Ear barotrauma


Ear barotrauma, also known as airplane ear, occurs when there is an imbalance in air pressure between the middle ear and the surrounding environment, leading to potential damage. This condition commonly arises during airplane travel when the aircraft ascends after takeoff or descends for landing.

To alleviate symptoms of airplane ear, simple self-care measures can be taken. Actions like yawning, swallowing, or chewing gum can help equalize the air pressure and relieve discomfort. These steps are usually effective in managing mild cases. However, if the symptoms of airplane ear are severe, it is advisable to seek medical attention from a doctor.


Airplane ear can affect one or both ears. Typical indications and symptoms include:

  • Moderate discomfort or pain in the ear
  • Sensation of fullness or blockage in the ear
  • Hearing sounds muffled or experiencing mild to moderate hearing loss.
  • Moderate to severe hearing impairment
  • Tinnitus (ringing in the ear)
  • Vertigo (spinning sensation)
  • Bleeding from the ear

If the sensations of discomfort, fullness, or muffled hearing persist for more than a few days, or if you experience severe signs or symptoms, it is advisable to contact your doctor.


Ear barotrauma occurs when there is a sudden change in air or water pressure, causing pressure to be exerted on the eustachian tubes. These tubes connect the back of the middle ear to the back of the throat and play a role in equalizing air pressure on both sides of the eardrum by allowing outside air to enter the middle ear.
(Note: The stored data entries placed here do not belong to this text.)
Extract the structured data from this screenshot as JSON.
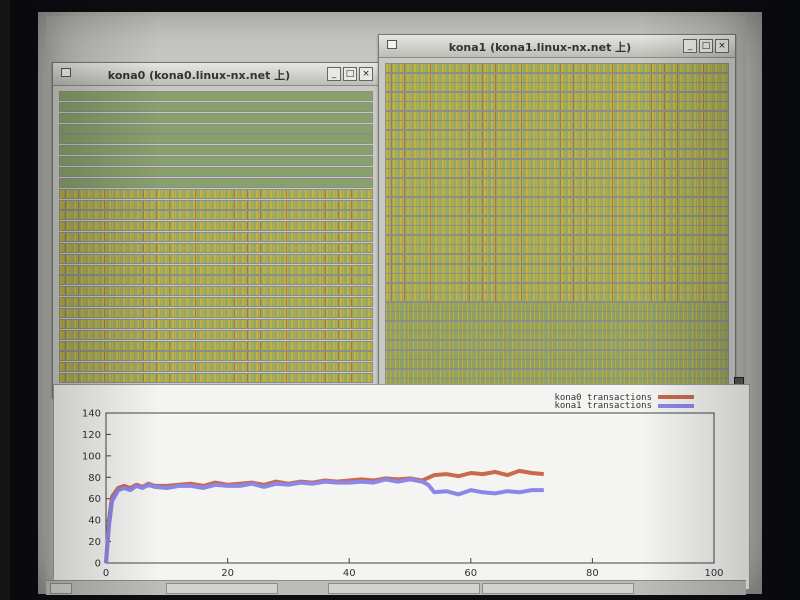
{
  "kona0_window": {
    "title": "kona0 (kona0.linux-nx.net 上)",
    "rows": [
      "idle",
      "idle",
      "idle",
      "idle",
      "idle",
      "idle",
      "idle",
      "idle",
      "idle",
      "busy",
      "busy",
      "busy",
      "busy",
      "busy",
      "busy",
      "busy",
      "busy",
      "busy",
      "busy",
      "busy",
      "busy",
      "busy",
      "busy",
      "busy",
      "busy",
      "busy",
      "busy",
      "busy"
    ]
  },
  "kona1_window": {
    "title": "kona1 (kona1.linux-nx.net 上)",
    "rows": [
      "busy",
      "busy",
      "busy",
      "busy",
      "busy",
      "busy",
      "busy",
      "busy",
      "busy",
      "busy",
      "busy",
      "busy",
      "busy",
      "busy",
      "busy",
      "busy",
      "busy",
      "busy",
      "busy",
      "busy",
      "busy",
      "busy",
      "busy",
      "busy",
      "busy",
      "spec",
      "spec",
      "spec",
      "spec",
      "spec",
      "spec",
      "spec",
      "spec",
      "spec"
    ]
  },
  "window_buttons": {
    "minimize": "_",
    "maximize": "□",
    "close": "×"
  },
  "colors": {
    "kona0_line": "#c96a4c",
    "kona1_line": "#8c86e8",
    "idle_row": "#88a06a",
    "busy_row": "#c8b03e"
  },
  "chart_data": {
    "type": "line",
    "xlim": [
      0,
      100
    ],
    "ylim": [
      0,
      140
    ],
    "xticks": [
      "0",
      "20",
      "40",
      "60",
      "80",
      "100"
    ],
    "yticks": [
      "0",
      "20",
      "40",
      "60",
      "80",
      "100",
      "120",
      "140"
    ],
    "legend_position": "top-right",
    "series": [
      {
        "name": "kona0 transactions",
        "x": [
          0,
          0.5,
          1,
          2,
          3,
          4,
          5,
          6,
          7,
          8,
          10,
          12,
          14,
          16,
          18,
          20,
          22,
          24,
          26,
          28,
          30,
          32,
          34,
          36,
          38,
          40,
          42,
          44,
          46,
          48,
          50,
          52,
          54,
          56,
          58,
          60,
          62,
          64,
          66,
          68,
          70,
          72
        ],
        "y": [
          0,
          40,
          62,
          70,
          72,
          70,
          73,
          71,
          74,
          72,
          72,
          73,
          74,
          72,
          75,
          73,
          74,
          75,
          73,
          76,
          74,
          76,
          75,
          77,
          76,
          77,
          78,
          77,
          79,
          78,
          79,
          77,
          82,
          83,
          81,
          84,
          83,
          85,
          82,
          86,
          84,
          83
        ]
      },
      {
        "name": "kona1 transactions",
        "x": [
          0,
          0.5,
          1,
          2,
          3,
          4,
          5,
          6,
          7,
          8,
          10,
          12,
          14,
          16,
          18,
          20,
          22,
          24,
          26,
          28,
          30,
          32,
          34,
          36,
          38,
          40,
          42,
          44,
          46,
          48,
          50,
          52,
          53,
          54,
          56,
          58,
          60,
          62,
          64,
          66,
          68,
          70,
          72
        ],
        "y": [
          0,
          35,
          58,
          68,
          70,
          68,
          72,
          70,
          73,
          71,
          70,
          72,
          72,
          70,
          73,
          72,
          72,
          74,
          71,
          74,
          73,
          75,
          74,
          76,
          75,
          75,
          76,
          75,
          78,
          76,
          78,
          76,
          73,
          66,
          67,
          64,
          68,
          66,
          65,
          67,
          66,
          68,
          68
        ]
      }
    ]
  }
}
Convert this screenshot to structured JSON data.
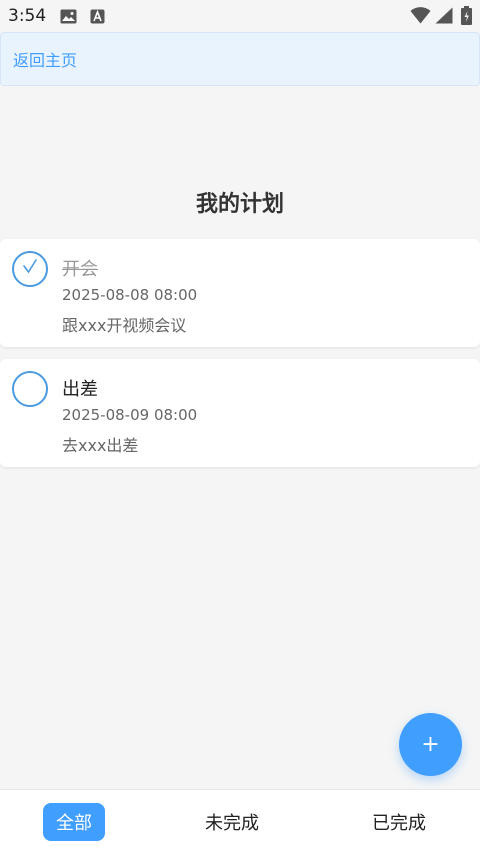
{
  "status_bar": {
    "time": "3:54",
    "icons": [
      "gallery-icon",
      "notification-a-icon",
      "wifi-icon",
      "signal-icon",
      "battery-icon"
    ]
  },
  "nav": {
    "back_label": "返回主页"
  },
  "page": {
    "title": "我的计划"
  },
  "plans": [
    {
      "name": "开会",
      "datetime": "2025-08-08 08:00",
      "description": "跟xxx开视频会议",
      "completed": true
    },
    {
      "name": "出差",
      "datetime": "2025-08-09 08:00",
      "description": "去xxx出差",
      "completed": false
    }
  ],
  "fab": {
    "label": "+"
  },
  "tabs": [
    {
      "label": "全部",
      "active": true
    },
    {
      "label": "未完成",
      "active": false
    },
    {
      "label": "已完成",
      "active": false
    }
  ],
  "colors": {
    "accent": "#409eff",
    "background": "#f5f5f5",
    "back_bar_bg": "#e9f3fe"
  }
}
Air pressure changes occur rapidly during airplane takeoff and landing, surpassing the ability of the eustachian tubes to adjust accordingly. Similarly, deep-water diving can lead to rapid changes in water pressure, resulting in the same problem. If you have congestion due to a cold or allergies, the risk of experiencing ear barotrauma increases. Congestion can block or inflame the eustachian tubes, making it even more difficult for them to manage the changes in air pressure.

Risk factors

Airplane ear can be more likely to occur when certain conditions obstruct or impair the function of the eustachian tube. Several common risk factors include:

  • Small eustachian tube: Infants and toddlers, in particular, may have narrower eustachian tubes, which can make them more susceptible to airplane ear.
  • The common cold: Having a cold can lead to congestion and inflammation of the nasal passages and eustachian tubes, making it harder for air to equalize and increasing the risk of airplane ear.
  • Sinus infection: Infections in the sinuses can cause nasal congestion and inflammation, affecting the eustachian tube’s ability to equalize pressure during air travel.
  • Hay fever (allergic rhinitis): Allergic reactions, such as hay fever, can cause nasal congestion and swelling, which can interfere with proper eustachian tube function.
  • Middle ear infection (otitis media): An ongoing or recent middle ear infection can disrupt the normal functioning of the eustachian tube and make airplane ear more likely.
  • Sleeping on an airplane during ascent and descent: If you are asleep during takeoff or landing, you may not actively perform actions like yawning or swallowing, which help equalize pressure in the ears. This can increase the risk of experiencing airplane ear symptoms.